◎「おこり(起こり)」(動詞)
「おこし(起こし)」(9月18日)の自動表現。「おこし」が出現を現象化させることであり、「おこり」は現象の出現を表現します。「おき(起き)」と「おこり(起こり)」の違いは、「おこり」は現象の出現を表現する。たとえば「人が起き」と「人が起こり」(人類が出現し)。これが主語が事象の場合は「おき(起き)」も現象の出現を表現し違いが曖昧になります。たとえば「事件が起き」と「事件が起こり」。
「おこし(起こし)」「おこり(起こり)」が発火に関し言われることは非常に古い時代からのものでしょう。「火をおこし」「火がおこり」。熱の起こりを意味し熱病の一種を言う「おこり(瘧)」という語もある。
「是(これ)に由(よ)りて始(はじめて)起大八洲國(おほやしまのくに)の號(な)起(お)これり」(『日本書紀』)。

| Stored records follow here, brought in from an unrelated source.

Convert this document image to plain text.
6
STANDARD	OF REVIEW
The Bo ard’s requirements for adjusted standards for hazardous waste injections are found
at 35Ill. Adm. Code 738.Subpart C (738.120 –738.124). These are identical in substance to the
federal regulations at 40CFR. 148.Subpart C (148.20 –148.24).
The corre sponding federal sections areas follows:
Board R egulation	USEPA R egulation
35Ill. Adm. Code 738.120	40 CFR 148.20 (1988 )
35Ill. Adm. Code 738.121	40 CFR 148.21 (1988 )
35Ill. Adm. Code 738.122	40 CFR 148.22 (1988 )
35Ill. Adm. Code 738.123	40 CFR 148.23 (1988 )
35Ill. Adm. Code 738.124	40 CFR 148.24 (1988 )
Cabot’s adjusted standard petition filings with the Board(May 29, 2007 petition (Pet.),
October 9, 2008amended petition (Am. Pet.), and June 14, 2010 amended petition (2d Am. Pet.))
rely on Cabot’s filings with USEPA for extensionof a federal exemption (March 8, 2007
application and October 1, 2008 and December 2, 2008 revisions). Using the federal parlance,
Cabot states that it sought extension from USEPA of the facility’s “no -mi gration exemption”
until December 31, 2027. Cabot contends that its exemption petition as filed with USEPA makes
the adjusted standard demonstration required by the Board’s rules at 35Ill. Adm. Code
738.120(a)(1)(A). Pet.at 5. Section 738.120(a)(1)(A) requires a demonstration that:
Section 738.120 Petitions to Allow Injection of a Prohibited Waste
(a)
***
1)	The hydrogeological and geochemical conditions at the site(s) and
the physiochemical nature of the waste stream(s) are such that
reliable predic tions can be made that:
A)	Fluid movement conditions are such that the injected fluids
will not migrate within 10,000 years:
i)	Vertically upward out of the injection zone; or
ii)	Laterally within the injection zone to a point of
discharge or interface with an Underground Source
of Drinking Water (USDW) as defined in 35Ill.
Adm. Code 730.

「をのがどちの心よりおこれるけさう(懸想:恋)にもあらず」(『源氏物語』)。
「山大衆のをこりたるときに…」(『中外抄』:これは「怒り」ではなく「起こり」。一斉に騒ぎ出したのでしょう。ちなみに、この『中外抄(チュウグヮイセウ)』は平安末期の聞き書き集ですが、書名の由来は書いた人の姓「中原」と官名「外記(ゲキ)」を重ねたものだそうです(つまり、別に内容を表しているわけではない))。
◎「おこり(怒り)」(動詞)
「おこり(起こり)」。発火を意味するそれにより人のある心情や動態のあり方を表現したもの。つまり、この「おこり(怒り)」は火が起こるイメージで言われている。人が発火を(特に炭火のそれを)感じさせる状態になること。「おこられ(怒られ)」は万葉の時代には同じようなことを言う「こられ(嘖られ)」がありました(万3519)。
「そら、弁慶がおこったぞ」(「滑稽本」)。
「おこりっぽい人」。
◎「おごり(奢り)」(動詞)
「おほげふり(大気振り)」。この「ふり(振り)」は何かをあらわすことを表現します。「(権力を)ふるふ」に似ている。「おほげふり(大気振り)→おごり」は、大きな「け(気)」をあらわすこと。現実対応が無効化するほど自我が想的に肥大化するこの状態は人のあり方として一般的にあることですが(人間の脳はそういう想化が起こります)、経済的に富みふるまいがそうなることを言う傾向が強い(「け(気)」は客観的に感知されることであり経済的関係も客観的ということでしょう)。人に飲食をふるまうことも言いますが、自ら作りふるまうのではなく、商売としてのそれにより相手の代金を支払う(自分の金銭で他者に飲食させる)。
「侮(あなづ)り嫚(おごりて)自(みづか)ら賢(さか)しとおもへり」(『日本書紀』:これは継体天皇の部分にあるものなのですが、筑紫の磐井(いはゐ)がそういう状態だと物部麁鹿火(もののべのあらかひ)という人が言っている)。
「おごれる人も久しからず」(『平家物語』)。
「富める者をば日にますます侈(ヲコラ)しめ、貧乏の者をばいよいよ貧窮を益す」(『守護国界主陀羅尼経』平安時代中期点)。
「何でも、そば(蕎麦)をおごるなら…」(「咄本」)。